Cece’s father’s name was Cece Ferns, too. It was a well-known and generally an affectionately known name in Walley, and somebody telling a story even thirty or forty years later would take it for granted that everybody would know it was the father who was being talked about, not the son. If a person relatively new in town said, “That doesn’t sound like Cece,” he would be told that nobody meant that Cece.

“Not him, we’re talking about his old man.”

They talked about the time Cece Ferns went to the hospital-or was taken there-with pneumonia, or some other desperate thing, and the nurses wrapped him in wet towels or sheets to get the fever down. The fever sweated out of him, and all the towels and sheets turned brown. It was the nicotine in him. The nurses had never seen anything like it. Cece was delighted. He claimed to have been smoking tobacco and drinking alcohol since he was ten years old.

And the time he went to church. It was hard to imagine why, but it was the Baptist church, and his wife was a Baptist, so perhaps he went to please her, though that was even harder to imagine.

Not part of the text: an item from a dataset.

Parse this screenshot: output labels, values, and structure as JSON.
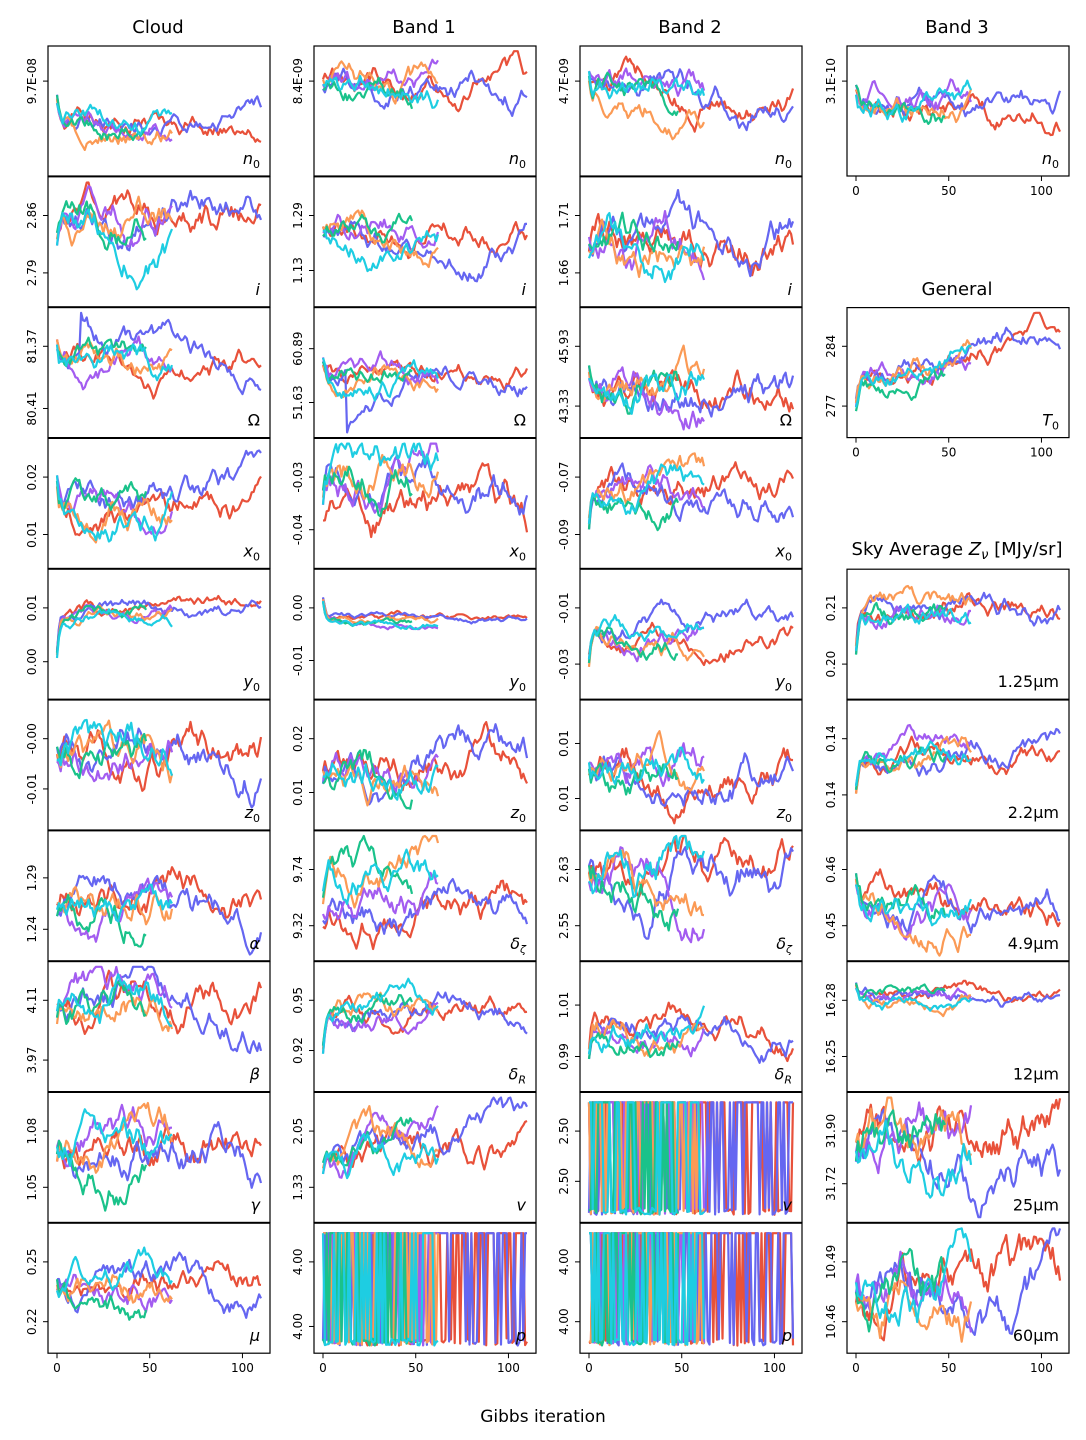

They were serving Communion the Sunday he went, and in the Baptist church the bread is bread but the wine is grape juice. “What’s this?” cried Cece Ferns aloud. “If this is the blood of the Lamb then he must’ve been pretty damn anemic.”

Preparations for the noon meal were under way in the Fernses’ kitchen. A loaf of sliced bread was sitting on the table and a can of diced beets had been opened. A few slices of bologna had been fried-before the eggs, though they should have been done after-and were being kept slightly warm on top of the stove. And now Cece’s mother had started the eggs. She was bending over the stove with the egg lifter in one hand and the other hand pressed to her stomach, cradling a pain.